Un momento después, la puerta se abrió y apareció el hermoso rostro de Liu Yan.
Song entró en la casa, y An Qing estaba en la cocina, friendo algunos platos; cuando vio a Song, su rostro se sonrojó ligeramente.
Liu Yan señaló con el dedo y dio un codazo a Song, diciendo:
—¿No me viste?
Song miró a Liu Yan con su camisón de seda, sus piernas blancas como la nieve, y no pudo evitar rodear su cintura con el brazo y plantarle un beso en los labios:
—Por supuesto que te vi, ¡me dejaste sin aliento!
Song dijo, y comenzó a levantarle el vestido.
Liu Yan apartó la mano de Song:
—¿Por qué tanta prisa?
¡Ve a lavarte las manos y come!
Song se rio y se lavó las manos, y cuando entró en la cocina, An Qing estaba cubriendo la olla, vigilando la sopa que hervía a fuego lento.
Song miró a An Qing, también en camisón, y luego la sopa de pollo en la olla, e incluso había una raíz de ginseng en ella.
—¡Parece que estás planeando nutrirme de verdad!
—No necesitas nada de eso, um, tú—¡no hagas travesuras!
—An Qing no pudo evitar gimotear.
La mano de Song ya se había deslizado bajo su falda, agarrando su trasero, que era bastante abundante y suculento.
—Tía, hueles tan bien, ¿acabas de ducharte?
—¡Mhm!
—respondió An Qing.
En ese momento, Liu Yan se acercó para buscar unos palillos, y luego miró fijamente a Song.
El corazón de Song dio un vuelco; frente a Liu Yan, levantó la falda de An Qing, agachándose tras ella:
—¡Déjame oler bien y ver si tú, Tía, te limpiaste lo suficientemente bien!
—Ah, Song, tú, no—um!
¡Ah!
Antes de que An Qing pudiera negarse, Song ya le había bajado las bragas, separando sus abundantes y redondas nalgas, estirando el estrecho orificio hasta convertirlo en una hendidura, y la ranura enterrada entre sus muslos abundantes también se separó ligeramente.
De esa hendidura rosa y abundante, los jugos ya habían comenzado a filtrarse.

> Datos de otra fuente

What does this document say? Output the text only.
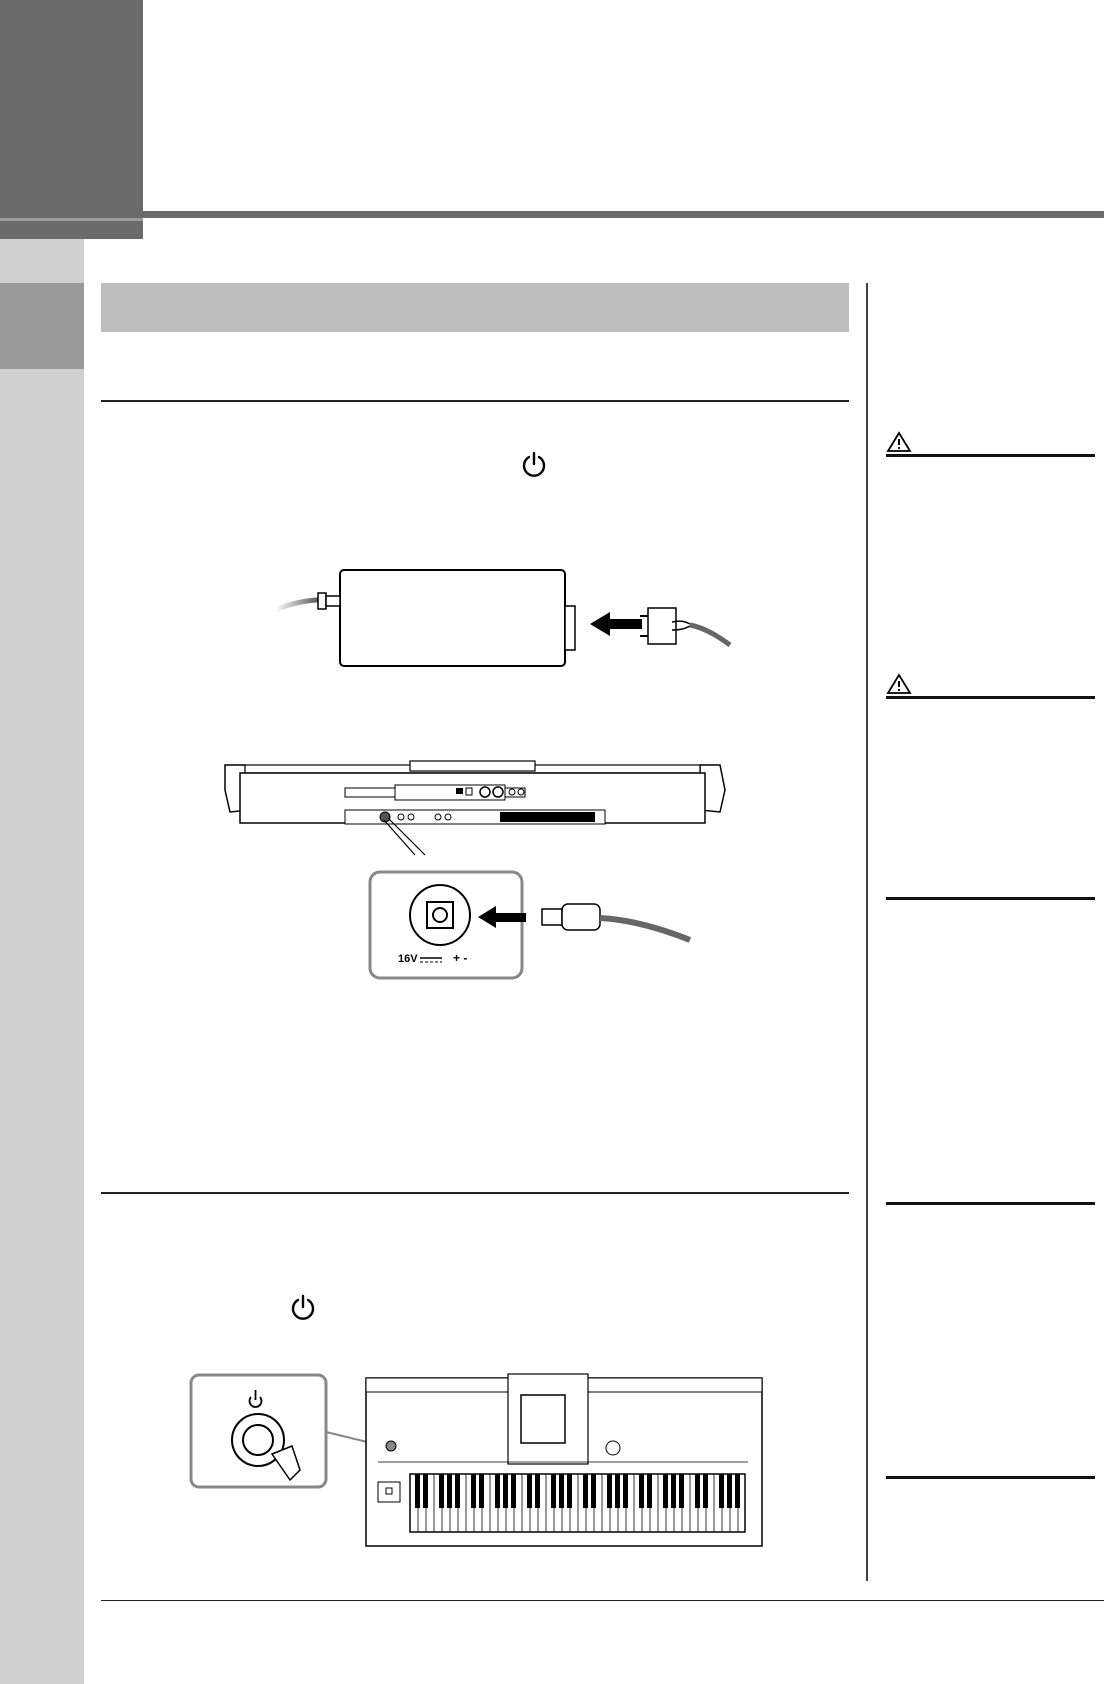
16V	+ -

Song separó sus nalgas e inspiró; el aroma de después de la ducha y las feromonas de la mujer, y tan pronto como Song olió, los jugos brotaron inmediatamente.
—Tía, estás empapada.
¡Estás muy cachonda!
—Song no pudo evitar exclamar.
Al ser llamada cachonda frente a su hija, An Qing se sonrojó instantáneamente de vergüenza, retorciendo su cuerpo para escapar, pero Song ya tenía su cara enterrada entre sus nalgas separadas, lamiendo su hendidura y orificio.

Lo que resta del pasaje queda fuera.